Thursday, June 21, 2012

stayin cool

Yesterday I didn't make it out into the garden because it was hot.  I would say too hot, but for several reasons that is wrong.  Here are the reasons: I love hot weather, and I think heat waves are exciting.  (They're like a universal drug everyone is on.  For instance, yesterday I saw a woman walking around downtown in her bikini.  Unusual behavior.)  The other reason is that I took a bike ride yesterday afternoon: if it wasn't too hot for a bike ride, it wasn't too hot to be in the garden.  Even so, I did spend most of the day in the shade or in the house; and when I got home from my ride, I developed a headache (possibly from squinting) that I couldn't seem to kick no matter how many glasses of water I drank.  One weather report claimed that we reached 99°yesterday—that's pretty high—and we're probably in for another scorcher today.  And so it was that this morning I decided to get into the garden early, around 9:30 AM, while a bunch of it was still in the shade.  To my satisfaction, I found it damp, still damp, from the hosing I gave it around 10 PM last night.

Here's one of my rutabagas.  It's about the size of a ping pong ball right now, a hard, lavender-skinned ping pong ball.  Before the season is over, that partially subterranean root will quadruple in size at least.  Leaves will continually grow from its center as it expands, and as it expands the older leaves will die back and be replaced by the younger ones.  What I discovered about the rutabaga on this hot morning is that, even were the sun directly overhead, that root would still be in the shade.  At least mostly.  The root can be a cool, lavender shade-lover, i.e. not green and in the sun, because performing photosynthesis is not the root's job.  The division of labor is easy to see, the clear line between purple root and green leaves.  The leaves capture the sunlight—they're giant and fan-like—and they divert that solar energy to the root.  Next spring, early spring, the stored energy in that root would drive some early growth—but of course, I'm going to eat this rutabaga for Thanksgiving.  Anyway...

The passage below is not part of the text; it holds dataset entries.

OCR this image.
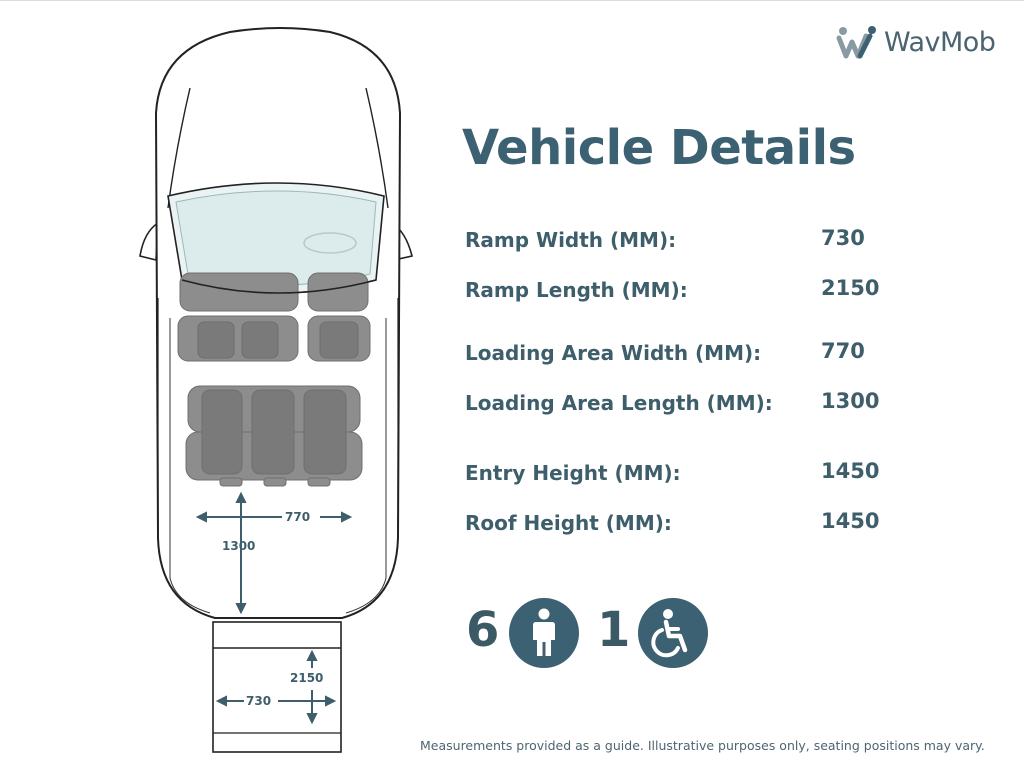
770
1300
2150
730
WavMob
Vehicle Details
Ramp Width (MM):	730
Ramp Length (MM):	2150
Loading Area Width (MM):	770
Loading Area Length (MM): 1300
Entry Height (MM):	1450
Roof Height (MM):	1450
6 1
Measurements provided as a guide. Illustrative purposes only, seating positions may vary.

The point I am trying to make is that if a plant needs to keep a part of itself cool, it will have the tools to do so.  If a plant grows successfully (or can be grown successfully) in a given climate—in this case, the Connecticut river valley of western Massachusetts—you can be damn sure that that plant has what it takes to survive in that climate, even with that climate's extremes.  This is why native plants are successful (though the rutabaga is not native).  They have adapted to their climates, to their homes, and to their niches within those homes, and they have done this over many many seasons.  If one heat wave can drive a plant off, that plant will not be around next summer.  This, of course, is a gross over-simplification of the matter, but the principle holds.  Be sure to drink lots of water.  Hose your neighbor down. 

1 comment:

camerabanger said...

I got into the garden and worked until I was dripping. The work was hard but the shower after was wonderful.

The heat and humidity seems to have snapped my humble garden to attention and a great growth spurt. The plants have exhibited an ability to tell the bugs to "bug off!" and are reaching for the sky with the help of some hay for mulch and a little water from the rain barrel.

A little rain this week end will seal the deal-I think-for a successful season.